Belo Horizonte agora permite a utilização de segmentos amputados e cadáveres humanos no treinamento de cães farejadores que atuam em operações de busca e resgate. A nova norma entrou em vigor após a publicação da lei no Diário Oficial do Município (DOM), nesta sexta-feira (16).
A proposta foi sancionada pelo prefeito em exercício, Professor Juliano Lopes (Podemos), na quinta-feira (15). O projeto, de autoria do vereador Sargento Jalyson (PL), recebeu a aprovação definitiva da Câmara Municipal em novembro de 2022, com 39 votos favoráveis.
De acordo com o parlamentar, a nova legislação responde a uma demanda das forças de segurança, especialmente do Corpo de Bombeiros Militar de Minas Gerais (CBMMG), que participa de operações em desabamentos, soterramentos, enchentes e buscas por pessoas desaparecidas.
Treinamento mais eficaz
Atualmente, os cães farejadores são treinados com uma substância sintética, a cadaverina, que simula o odor da decomposição humana.
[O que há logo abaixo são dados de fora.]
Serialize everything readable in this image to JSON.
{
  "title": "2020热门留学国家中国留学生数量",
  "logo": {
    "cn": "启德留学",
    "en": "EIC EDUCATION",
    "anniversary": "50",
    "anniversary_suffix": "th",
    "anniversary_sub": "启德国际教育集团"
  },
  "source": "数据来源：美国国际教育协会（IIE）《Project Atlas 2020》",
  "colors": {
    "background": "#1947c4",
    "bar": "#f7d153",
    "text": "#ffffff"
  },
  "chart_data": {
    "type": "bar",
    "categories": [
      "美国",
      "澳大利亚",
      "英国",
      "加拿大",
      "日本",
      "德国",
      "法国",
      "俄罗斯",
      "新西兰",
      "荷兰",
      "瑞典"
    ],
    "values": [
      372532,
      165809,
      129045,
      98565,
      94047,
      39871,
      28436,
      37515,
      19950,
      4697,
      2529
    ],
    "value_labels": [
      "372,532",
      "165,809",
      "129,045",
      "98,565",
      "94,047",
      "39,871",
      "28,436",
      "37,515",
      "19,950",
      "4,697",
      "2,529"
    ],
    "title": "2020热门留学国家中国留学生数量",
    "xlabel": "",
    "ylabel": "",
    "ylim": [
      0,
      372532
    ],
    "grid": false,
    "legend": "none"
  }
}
No entanto, essa substância não reproduz os odores reais de um corpo, o que pode comprometer a eficácia do treinamento e, consequentemente, o desempenho dos cães em situações reais de emergência.
Com a nova lei, espera-se que o treinamento se aproxime mais da realidade enfrentada pelos cães durante as operações, aumentando assim a precisão e a rapidez nas buscas por vítimas.
Regras, ética e controle
A legislação estabelece critérios rigorosos para garantir segurança, ética e legalidade no uso dos corpos. Para a doação de partes do corpo, é necessário:
- Consentimento livre, expresso e formal do paciente ou do falecido, manifestado em vida, ou de familiares ou representantes legais;
- Respeito à dignidade da pessoa humana;
- Cumprimento das normas sanitárias, éticas e legais vigentes.
Hospitais públicos e privados em Belo Horizonte devem seguir a vontade do paciente ou da família. Devem também acondicionar corretamente o material e disponibilizá-lo às forças de segurança, que por sua vez devem garantir que o uso seja exclusivo para o treinamento dos cães e assegurar a destinação ética do material após o uso.
Apoio dos Bombeiros
Durante a tramitação do projeto, representantes do Corpo de Bombeiros acompanharam as discussões na Câmara Municipal. Cães treinados em busca e resgate estiveram presentes em algumas sessões para reforçar o apoio da corporação à proposta. Os bombeiros acreditam que esta medida pode aumentar a eficiência das operações e as chances de localizar vítimas com vida.
Com esta nova lei, Belo Horizonte se alinha a práticas adotadas em outros países, sempre com o objetivo de salvar vidas com preparo técnico e responsabilidade.